É comum também que as políticas oficiais de formação busquem implantar dispositivos de controle complementares, como os caráter meritocrático que visam adicionar ao processo formador ingredientes de natureza, dita, “motivadora”. Para isso, são prometidas às escolas e às suas profissionais premiações de natureza diversa, vinculadas ao atingimento de metas preestabelecidas, de maneira a garantir que os preceitos reguladores prescritos sejam rigorosamente levados a cabo para se alcançar os resultados esperados. Explora-se dessa forma a cultura da competição e do individualismo como dispositivo formador que se efetua asseverando as relações de concorrência entre instituições educadoras e mesmo entre profissionais docentes em uma mesma unidade.

Na contramão do que se apontou anteriormente, destaca-se que os saberes e fazeres docentes elaborados no fluxo de produção das relações que engendram o ato de educar - em função da necessidade de enfrentar e dar respostas aos problemas concretos surgidos no movimento de constituição de tal fluxo; precisam ser necessariamente vinculados à dinâmica do processo formador, de modo a se provocar a afirmação do valor formativo potencial dos referidos saberes e fazeres, concebidos para dar corpo à experiência. Tal condição viabilizaria à professora a possibilidade de tentar enunciar ou atribuir sentidos diferenciais tanto ao ato de educar quanto à natureza da atividade docente.

Desse ponto de vista, os profissionais docentes da creche e a pré-escola pública não deveriam se tornar destinatários, por exemplo, do famigerado assédio moral que os coagem a se “modernizarem de modo permanente ”, em função de fazer frente às recorrentes crises paradigmáticas instauradas pelo capitalismo no intuito de impor as exigências de suas novas estratégias exploratórias. Tais assédios tentam forçar as professoras a reorientarem constantemente as suas ações a favor da atualização dos interesses contemporâneos do capital.

Percebe-se assim porque os percursos oficiais de formação continuada buscam apartar as professoras da possiblidade de pensar e atribuir problemas e sentidos singulares à educação e à sua própria profissionalidade, limitando os percursos de formação continuada na forma de dispositivos aptos a desenvolver um modo mais “autônomo e flexível” de atuação capaz de induzir o celebre “aprender a aprender”: o capital precisa impor uma visão particularista e elitizada acerca do papel sociopolítico da educação e da profissão docente (o professor competente, o professor pesquisador, o professor reflexivo); ou seja, infligir visões de educação e de docência diretamente comprometidas com sua própria lógica de produção.

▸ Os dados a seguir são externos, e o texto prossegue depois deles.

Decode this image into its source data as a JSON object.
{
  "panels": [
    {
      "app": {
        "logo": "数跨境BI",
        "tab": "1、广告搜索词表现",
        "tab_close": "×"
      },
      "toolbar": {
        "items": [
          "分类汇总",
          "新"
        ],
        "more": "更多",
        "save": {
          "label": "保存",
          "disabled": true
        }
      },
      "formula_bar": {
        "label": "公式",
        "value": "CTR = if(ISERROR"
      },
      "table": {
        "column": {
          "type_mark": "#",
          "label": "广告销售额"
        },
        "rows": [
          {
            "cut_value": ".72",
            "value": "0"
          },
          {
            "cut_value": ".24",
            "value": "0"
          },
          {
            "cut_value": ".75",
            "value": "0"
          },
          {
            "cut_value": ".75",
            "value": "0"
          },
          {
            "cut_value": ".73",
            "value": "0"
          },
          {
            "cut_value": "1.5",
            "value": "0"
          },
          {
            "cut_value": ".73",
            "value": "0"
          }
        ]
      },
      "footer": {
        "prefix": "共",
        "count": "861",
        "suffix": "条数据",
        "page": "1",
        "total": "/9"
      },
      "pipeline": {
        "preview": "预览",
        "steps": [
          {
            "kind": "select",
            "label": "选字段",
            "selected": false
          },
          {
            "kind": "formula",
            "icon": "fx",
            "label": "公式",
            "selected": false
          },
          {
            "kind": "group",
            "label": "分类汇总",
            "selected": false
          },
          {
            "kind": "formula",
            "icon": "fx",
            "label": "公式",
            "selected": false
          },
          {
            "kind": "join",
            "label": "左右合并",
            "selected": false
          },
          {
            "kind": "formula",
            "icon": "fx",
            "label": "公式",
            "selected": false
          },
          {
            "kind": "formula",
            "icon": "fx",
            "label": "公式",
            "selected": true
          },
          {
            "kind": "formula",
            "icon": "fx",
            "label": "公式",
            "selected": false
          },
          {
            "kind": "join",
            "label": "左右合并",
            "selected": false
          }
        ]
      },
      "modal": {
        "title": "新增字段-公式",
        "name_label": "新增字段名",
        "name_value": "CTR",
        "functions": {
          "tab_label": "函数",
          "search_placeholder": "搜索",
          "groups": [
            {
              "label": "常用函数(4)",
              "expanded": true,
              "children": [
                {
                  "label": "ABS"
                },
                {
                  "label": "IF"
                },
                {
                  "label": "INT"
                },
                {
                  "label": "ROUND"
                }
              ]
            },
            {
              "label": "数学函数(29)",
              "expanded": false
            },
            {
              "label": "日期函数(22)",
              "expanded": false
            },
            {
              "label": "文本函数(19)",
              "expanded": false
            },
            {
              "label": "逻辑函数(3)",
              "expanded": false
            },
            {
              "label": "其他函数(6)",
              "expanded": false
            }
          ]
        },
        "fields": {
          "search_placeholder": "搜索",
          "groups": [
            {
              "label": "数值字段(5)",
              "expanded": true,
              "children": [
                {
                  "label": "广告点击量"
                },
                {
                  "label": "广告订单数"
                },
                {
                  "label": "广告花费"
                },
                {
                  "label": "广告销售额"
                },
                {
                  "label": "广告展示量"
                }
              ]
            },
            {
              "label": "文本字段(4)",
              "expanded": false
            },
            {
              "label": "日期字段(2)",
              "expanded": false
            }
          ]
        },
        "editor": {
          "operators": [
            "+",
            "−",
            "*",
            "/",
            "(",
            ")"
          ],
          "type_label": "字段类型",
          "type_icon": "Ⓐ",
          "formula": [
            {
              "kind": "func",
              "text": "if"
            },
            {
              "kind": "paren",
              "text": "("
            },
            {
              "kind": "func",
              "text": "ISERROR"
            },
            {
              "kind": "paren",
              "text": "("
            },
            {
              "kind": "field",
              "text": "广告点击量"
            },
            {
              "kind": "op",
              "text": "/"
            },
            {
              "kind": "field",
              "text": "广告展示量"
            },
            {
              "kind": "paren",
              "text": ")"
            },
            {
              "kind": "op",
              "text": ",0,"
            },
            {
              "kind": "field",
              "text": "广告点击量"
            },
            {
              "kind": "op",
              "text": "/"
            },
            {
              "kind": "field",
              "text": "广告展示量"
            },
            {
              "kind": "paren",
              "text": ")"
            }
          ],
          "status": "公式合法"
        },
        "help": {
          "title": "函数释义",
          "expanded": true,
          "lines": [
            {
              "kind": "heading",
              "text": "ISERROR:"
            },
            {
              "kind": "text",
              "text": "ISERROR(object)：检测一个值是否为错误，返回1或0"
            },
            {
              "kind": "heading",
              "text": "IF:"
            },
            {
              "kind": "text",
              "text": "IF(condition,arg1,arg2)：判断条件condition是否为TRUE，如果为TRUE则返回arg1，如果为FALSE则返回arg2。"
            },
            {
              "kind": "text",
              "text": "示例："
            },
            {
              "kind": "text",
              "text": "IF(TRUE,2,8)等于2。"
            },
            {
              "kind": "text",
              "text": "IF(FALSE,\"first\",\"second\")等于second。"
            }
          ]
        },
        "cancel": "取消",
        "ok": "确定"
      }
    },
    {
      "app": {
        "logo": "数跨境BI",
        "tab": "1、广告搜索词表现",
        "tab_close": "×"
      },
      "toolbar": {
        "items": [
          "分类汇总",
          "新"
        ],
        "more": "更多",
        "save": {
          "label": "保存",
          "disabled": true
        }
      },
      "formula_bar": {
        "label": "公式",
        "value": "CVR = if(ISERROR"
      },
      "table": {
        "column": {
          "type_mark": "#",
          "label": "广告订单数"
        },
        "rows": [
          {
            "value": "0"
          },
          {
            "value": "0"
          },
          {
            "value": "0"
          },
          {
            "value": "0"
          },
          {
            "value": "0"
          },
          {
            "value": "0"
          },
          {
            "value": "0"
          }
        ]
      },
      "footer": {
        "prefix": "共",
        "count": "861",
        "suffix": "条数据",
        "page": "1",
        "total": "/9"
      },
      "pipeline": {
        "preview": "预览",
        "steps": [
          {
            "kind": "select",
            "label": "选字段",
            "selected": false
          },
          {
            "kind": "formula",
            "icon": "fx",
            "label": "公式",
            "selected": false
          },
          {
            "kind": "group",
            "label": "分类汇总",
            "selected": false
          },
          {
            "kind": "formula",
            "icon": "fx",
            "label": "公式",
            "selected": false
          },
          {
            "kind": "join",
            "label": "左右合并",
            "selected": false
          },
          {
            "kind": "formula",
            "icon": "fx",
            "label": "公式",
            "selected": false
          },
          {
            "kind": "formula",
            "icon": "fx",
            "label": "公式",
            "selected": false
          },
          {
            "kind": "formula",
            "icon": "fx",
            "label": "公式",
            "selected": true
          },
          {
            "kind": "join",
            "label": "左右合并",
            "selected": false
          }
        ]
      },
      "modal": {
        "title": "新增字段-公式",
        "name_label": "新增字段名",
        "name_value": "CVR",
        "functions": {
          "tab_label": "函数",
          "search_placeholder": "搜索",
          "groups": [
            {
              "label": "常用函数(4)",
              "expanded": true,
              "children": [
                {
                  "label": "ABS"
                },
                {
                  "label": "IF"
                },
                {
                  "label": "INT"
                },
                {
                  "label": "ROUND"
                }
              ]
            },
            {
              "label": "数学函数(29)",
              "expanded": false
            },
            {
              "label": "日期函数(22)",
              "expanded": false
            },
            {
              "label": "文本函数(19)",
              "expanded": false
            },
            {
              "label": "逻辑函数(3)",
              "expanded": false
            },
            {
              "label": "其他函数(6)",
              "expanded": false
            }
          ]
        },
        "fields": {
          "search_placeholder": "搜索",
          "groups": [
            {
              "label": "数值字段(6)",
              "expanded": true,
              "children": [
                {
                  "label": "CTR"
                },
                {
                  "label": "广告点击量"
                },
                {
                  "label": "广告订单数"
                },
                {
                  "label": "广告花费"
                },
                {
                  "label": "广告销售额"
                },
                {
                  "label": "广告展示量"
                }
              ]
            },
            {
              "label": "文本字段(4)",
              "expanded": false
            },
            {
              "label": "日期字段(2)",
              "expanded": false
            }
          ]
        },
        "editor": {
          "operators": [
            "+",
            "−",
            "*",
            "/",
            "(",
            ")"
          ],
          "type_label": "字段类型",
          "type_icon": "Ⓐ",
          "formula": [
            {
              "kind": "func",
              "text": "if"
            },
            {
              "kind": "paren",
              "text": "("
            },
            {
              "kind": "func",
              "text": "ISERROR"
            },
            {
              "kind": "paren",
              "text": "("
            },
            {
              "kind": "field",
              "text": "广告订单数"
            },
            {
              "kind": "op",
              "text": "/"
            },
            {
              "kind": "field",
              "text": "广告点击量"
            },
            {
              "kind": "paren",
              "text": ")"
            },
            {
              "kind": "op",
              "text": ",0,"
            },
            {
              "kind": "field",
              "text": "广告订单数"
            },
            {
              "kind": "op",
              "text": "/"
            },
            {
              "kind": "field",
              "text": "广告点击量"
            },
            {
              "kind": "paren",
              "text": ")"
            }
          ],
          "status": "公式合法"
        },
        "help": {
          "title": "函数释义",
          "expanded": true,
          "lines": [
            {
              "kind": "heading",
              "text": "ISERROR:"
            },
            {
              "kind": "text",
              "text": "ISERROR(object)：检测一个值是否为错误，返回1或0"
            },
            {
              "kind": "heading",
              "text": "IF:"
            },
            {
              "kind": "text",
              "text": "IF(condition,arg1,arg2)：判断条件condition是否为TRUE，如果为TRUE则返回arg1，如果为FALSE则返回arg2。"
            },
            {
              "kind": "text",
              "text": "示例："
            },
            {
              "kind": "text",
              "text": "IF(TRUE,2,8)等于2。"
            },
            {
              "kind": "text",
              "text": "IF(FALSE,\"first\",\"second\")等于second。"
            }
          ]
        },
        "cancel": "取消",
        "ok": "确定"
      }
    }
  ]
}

Nesse sentido, o discurso neoliberal dominante que influencia sobremaneira a elaboração das políticas públicas de formação continuada para as professoras da educação infantil, busca atribuir às docentes a versada “condição intratável de endividamento”; ou seja, caracterizá-las como sujeitos portadores de um débito formativo impagável: sob tal ponto de vista as professoras estariam como que condenadas a se reformularem indefinidamente, conforme a premissa de que o desenvolvimento profissional deve ocorrer de forma ininterrupta.

Nessa direção, enuncia-se o imperativo de que a formação deve...

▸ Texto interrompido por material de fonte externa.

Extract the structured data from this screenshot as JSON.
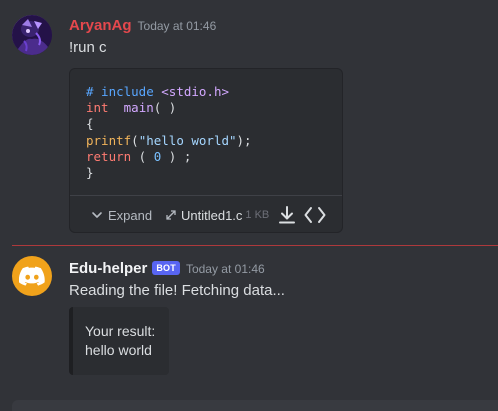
{
  "messages": [
    {
      "username": "AryanAg",
      "timestamp": "Today at 01:46",
      "text": "!run c",
      "attachment": {
        "code_lines": [
          [
            {
              "t": "# include ",
              "c": "kw-blue"
            },
            {
              "t": "<stdio.h>",
              "c": "kw-purple"
            }
          ],
          [
            {
              "t": "int ",
              "c": "kw-red"
            },
            {
              "t": " ",
              "c": ""
            },
            {
              "t": "main",
              "c": "kw-purple"
            },
            {
              "t": "( )",
              "c": ""
            }
          ],
          [
            {
              "t": "{",
              "c": ""
            }
          ],
          [
            {
              "t": "printf",
              "c": "kw-yellow"
            },
            {
              "t": "(",
              "c": ""
            },
            {
              "t": "\"hello world\"",
              "c": "str-blue"
            },
            {
              "t": ");",
              "c": ""
            }
          ],
          [
            {
              "t": "return",
              "c": "kw-red"
            },
            {
              "t": " ( ",
              "c": ""
            },
            {
              "t": "0",
              "c": "num-cyan"
            },
            {
              "t": " ) ;",
              "c": ""
            }
          ],
          [
            {
              "t": "}",
              "c": ""
            }
          ]
        ],
        "expand_label": "Expand",
        "filename": "Untitled1.c",
        "filesize": "1 KB"
      }
    },
    {
      "username": "Edu-helper",
      "bot_tag": "BOT",
      "timestamp": "Today at 01:46",
      "text": "Reading the file! Fetching data...",
      "embed": {
        "line1": "Your result:",
        "line2": "hello world"
      }
    }
  ],
  "colors": {
    "background": "#313338",
    "user_name": "#e5484d",
    "bot_avatar": "#f0a21b",
    "bot_tag": "#5865f2",
    "new_divider": "#d83c3e"
  },
  "icons": {
    "expand": "chevron-down-icon",
    "open_file": "expand-arrows-icon",
    "download": "download-icon",
    "view_code": "code-brackets-icon",
    "bot_avatar": "discord-logo-icon"
  }
}
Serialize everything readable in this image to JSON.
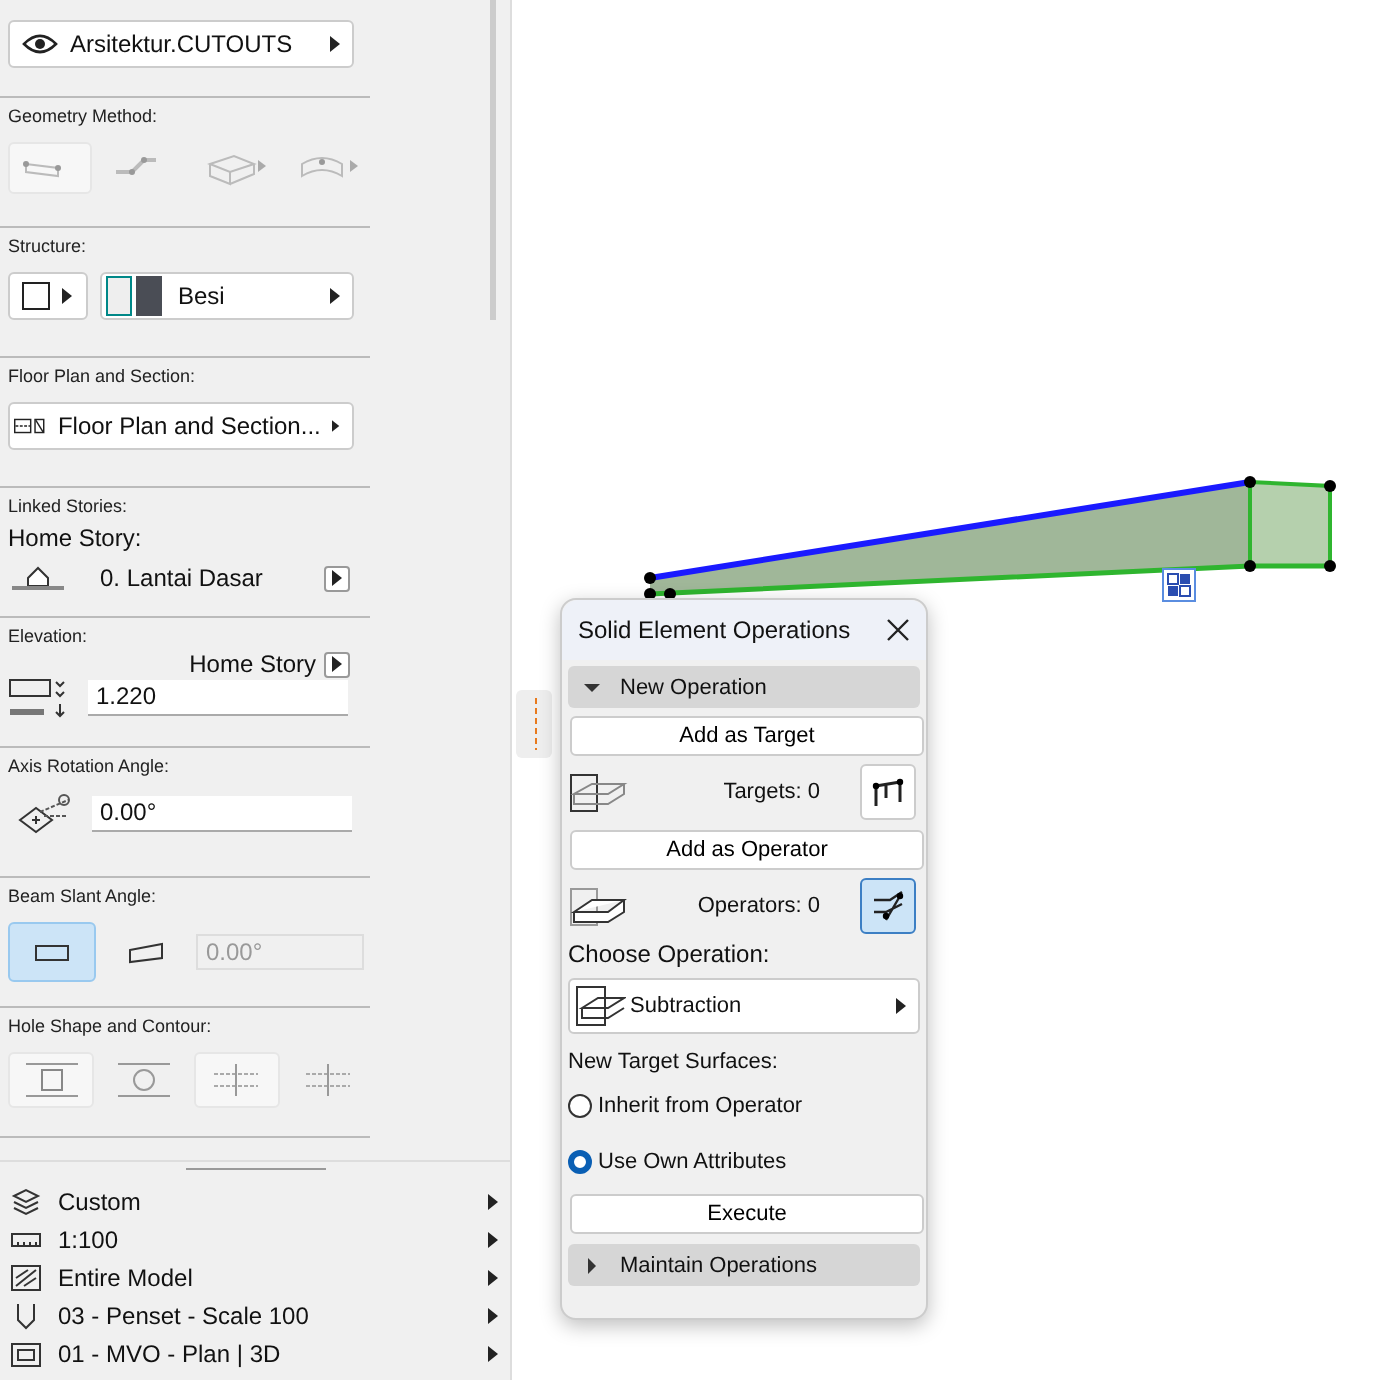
{
  "layer_selector": {
    "label": "Arsitektur.CUTOUTS"
  },
  "geometry_method": {
    "label": "Geometry Method:",
    "options": [
      {
        "kind": "straight",
        "selected": true
      },
      {
        "kind": "polyline",
        "selected": false
      },
      {
        "kind": "slanted",
        "selected": false
      },
      {
        "kind": "curved",
        "selected": false
      }
    ]
  },
  "structure": {
    "label": "Structure:",
    "material": "Besi"
  },
  "floor_plan": {
    "label": "Floor Plan and Section:",
    "value": "Floor Plan and Section..."
  },
  "linked_stories": {
    "label": "Linked Stories:",
    "home_story_label": "Home Story:",
    "story": "0. Lantai Dasar"
  },
  "elevation": {
    "label": "Elevation:",
    "reference": "Home Story",
    "value": "1.220"
  },
  "axis_rotation": {
    "label": "Axis Rotation Angle:",
    "value": "0.00°"
  },
  "beam_slant": {
    "label": "Beam Slant Angle:",
    "options": [
      {
        "kind": "vertical",
        "selected": true
      },
      {
        "kind": "slanted",
        "selected": false
      }
    ],
    "value": "0.00°",
    "value_disabled": true
  },
  "hole_shape": {
    "label": "Hole Shape and Contour:",
    "options": [
      {
        "kind": "rectangle",
        "selected": true
      },
      {
        "kind": "circle",
        "selected": false
      },
      {
        "kind": "grid",
        "selected": true
      },
      {
        "kind": "grid",
        "selected": false
      }
    ]
  },
  "view_settings": [
    {
      "kind": "layers",
      "label": "Custom"
    },
    {
      "kind": "scale",
      "label": "1:100"
    },
    {
      "kind": "model",
      "label": "Entire Model"
    },
    {
      "kind": "pen",
      "label": "03 - Penset - Scale 100"
    },
    {
      "kind": "display",
      "label": "01 - MVO - Plan | 3D"
    }
  ],
  "palette": {
    "title": "Solid Element Operations",
    "new_operation": {
      "label": "New Operation",
      "expanded": true
    },
    "add_target": "Add as Target",
    "targets": "Targets: 0",
    "target_pick_active": false,
    "add_operator": "Add as Operator",
    "operators": "Operators: 0",
    "operator_pick_active": true,
    "choose_label": "Choose Operation:",
    "operation": "Subtraction",
    "surfaces_label": "New Target Surfaces:",
    "surface_options": [
      {
        "label": "Inherit from Operator",
        "selected": false
      },
      {
        "label": "Use Own Attributes",
        "selected": true
      }
    ],
    "execute": "Execute",
    "maintain": {
      "label": "Maintain Operations",
      "expanded": false
    }
  }
}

[...] acompanhar a inovação e a evolução associadas ao conhecimento, à ciência e à tecnologia” [bem como desenvolver um] ...diálogo e a parceria com atores e instituições, capazes de contribuir para alavancar novos patamares de qualidade ao complexo trabalho de gestão da sala de aula e da escola. (Brasil, 2013, p. 11).

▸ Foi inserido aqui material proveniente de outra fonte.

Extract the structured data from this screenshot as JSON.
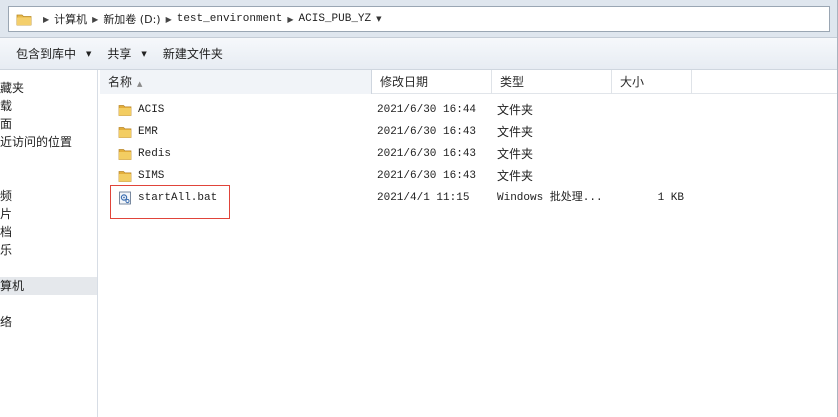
{
  "address": {
    "crumbs": [
      {
        "label": "计算机"
      },
      {
        "label": "新加卷 (D:)"
      },
      {
        "label": "test_environment"
      },
      {
        "label": "ACIS_PUB_YZ"
      }
    ]
  },
  "toolbar": {
    "include_library": "包含到库中",
    "share": "共享",
    "new_folder": "新建文件夹"
  },
  "nav": {
    "items": [
      "藏夹",
      "载",
      "面",
      "近访问的位置",
      "频",
      "片",
      "档",
      "乐",
      "算机",
      "络"
    ]
  },
  "columns": {
    "name": "名称",
    "date": "修改日期",
    "type": "类型",
    "size": "大小"
  },
  "files": [
    {
      "name": "ACIS",
      "date": "2021/6/30 16:44",
      "type": "文件夹",
      "size": "",
      "icon": "folder-icon"
    },
    {
      "name": "EMR",
      "date": "2021/6/30 16:43",
      "type": "文件夹",
      "size": "",
      "icon": "folder-icon"
    },
    {
      "name": "Redis",
      "date": "2021/6/30 16:43",
      "type": "文件夹",
      "size": "",
      "icon": "folder-icon"
    },
    {
      "name": "SIMS",
      "date": "2021/6/30 16:43",
      "type": "文件夹",
      "size": "",
      "icon": "folder-icon"
    },
    {
      "name": "startAll.bat",
      "date": "2021/4/1 11:15",
      "type": "Windows 批处理...",
      "size": "1 KB",
      "icon": "batch-file-icon"
    }
  ],
  "colors": {
    "highlight": "#e0443a",
    "folder": "#e8b94a"
  }
}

Busca-se regular os critérios de produção do sentido social da educação e do trabalho docente, impondo-se certas determinações conceituais e técnicas que, em última instância, visam conformar os modos de subjetivação da professora aos enquadres de um sujeito-objeto, resignado e diligente; ininterruptamente desejoso por fazer de si mesmo a imagem ideal dos modelos-cópias2 cientificamente instituídos como aspiráveis.

Ainda que se enuncie em algumas proposições que a formação continuada precisará considerar...

[...] os problemas e os desafios da escola e do contexto onde ela está inserida... [reiterando-se que] ...o respeito ao protagonismo do professor e a um espaço-tempo [de formação] que lhe permita refletir criticamente e aperfeiçoar sua prática (Brasil, 2013, p. 11).

No que pese a aparente abertura sugerida no texto oficial - afiançando a possiblidade de se promover processos formativos mais abertos às demandas e experiências próprias das professoras; tais premissas serão rotineiramente traduzidas no desenrolar do percurso formador sob a ótica finalista da obtenção de resultados prefixados e da afirmação dos padrões de educação e profissionalização determinados exteriormente.

Pelo exposto, os movimentos intempestivos que compõem os planos de constituição da profissionalidade docente enquanto experiência imanente ao ato de educar, precisam ser como que subjugados à lógica colonial e racionalista dos percursos formativos; os quais tendem a assumir por princípio as imagens nas quais a professora é, senão a única, a principal responsável pelas situações de “sucesso”/”fracasso” dos educandos, induzindo a internalização dessas mesmas imagens de sucesso e fracasso para então associá-las à condição de eficiência ou ineficiência das práticas docentes.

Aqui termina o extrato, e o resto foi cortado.